Subliminal Art-Vertising
Romain Laurent is a French photographer who is emblematic of a new trend in Corporate marketing, advertising and sales promotion. By employing artistic components of visual art, essentially for print and video media, companies can better position the brand by employing the viral media platforms and reaching the important demographic associated with it. Although subliminal advertising is banned in both Canada and the United States, its presentation is ambiguously embedded, almost integral to the spirit of the modern multinational.
Laurent is on contract with some of the largest ad agencies such as TBWA and Young & Rubican to create content to Coca Cola, Epson, Nissan, Microsoft among others. Subliminal messages are registrations of information that pass under the radar of the normal limits of the minds perception. In effect, ”zombie” modules that could be activated in the future and are designed to alter behavior in some way, though generally in a more benign range of actions such as consuming a good or service that is not essential.
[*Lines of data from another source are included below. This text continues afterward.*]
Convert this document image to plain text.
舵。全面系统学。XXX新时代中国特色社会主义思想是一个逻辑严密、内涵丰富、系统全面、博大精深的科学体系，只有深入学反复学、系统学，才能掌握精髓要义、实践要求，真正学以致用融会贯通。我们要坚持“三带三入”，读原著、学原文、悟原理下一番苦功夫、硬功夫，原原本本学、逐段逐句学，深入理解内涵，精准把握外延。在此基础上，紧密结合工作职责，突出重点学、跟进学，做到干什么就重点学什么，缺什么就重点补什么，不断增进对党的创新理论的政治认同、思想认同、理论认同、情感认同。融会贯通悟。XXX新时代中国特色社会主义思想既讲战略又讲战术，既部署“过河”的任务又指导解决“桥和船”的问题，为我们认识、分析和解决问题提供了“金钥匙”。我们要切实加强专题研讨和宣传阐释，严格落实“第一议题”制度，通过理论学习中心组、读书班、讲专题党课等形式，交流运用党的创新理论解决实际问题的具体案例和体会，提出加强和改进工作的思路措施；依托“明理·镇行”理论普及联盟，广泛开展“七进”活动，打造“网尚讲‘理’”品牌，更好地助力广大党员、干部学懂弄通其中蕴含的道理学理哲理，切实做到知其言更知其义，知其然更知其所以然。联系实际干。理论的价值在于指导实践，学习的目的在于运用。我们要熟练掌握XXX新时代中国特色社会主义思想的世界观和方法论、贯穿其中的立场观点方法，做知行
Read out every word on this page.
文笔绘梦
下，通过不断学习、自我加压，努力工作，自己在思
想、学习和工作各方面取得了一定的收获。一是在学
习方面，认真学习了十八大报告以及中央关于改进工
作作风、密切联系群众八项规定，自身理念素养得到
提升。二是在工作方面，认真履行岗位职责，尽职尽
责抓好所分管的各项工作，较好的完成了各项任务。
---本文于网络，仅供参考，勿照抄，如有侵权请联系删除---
Nonetheless, the the use of subliminal advertising represents a form of secular manipulation and indoctrination with significant cultural implication. They induce a sense of homogeneity and narrow the cultural playing field which is economically more viable than diversity. Whereas religion can press the ”fear” lever to keep the flock, the corporate world acts as a secular religion to scare the consumer into the arms of consumption and accumulation. Its the dialectic of attraction and repulsion at play and upon some reflection, ambivalence.
The modern multinational is able to co-opt any new social movement into its public relations in much the same manner as the Pope will manipulate the content of his encyclicals to the zeitgeist of the times.
Laurent is a gifted photographer capable of surrealistic, vibrant humour. He is a master of Photoshop editing and manipulation to a level where he can be considered more a digital artist or a ”photoshopper”.The viewer is presented with digital photo manipulation collaged over a second corporative marketing apparatus which is a layer of archaeological proportions over an additional vague form of mixed intentions too deep to excavate.
Laurent’s sketches of surreal chaos are too contrived to be considered authentic which ultimately makes them repetitive, derivative and sterile. Behind the clever presentation, there are themes of bondage, terrorism, theft, bestiality, hoarding, dismemberment and other fear factors prevalent in these representations.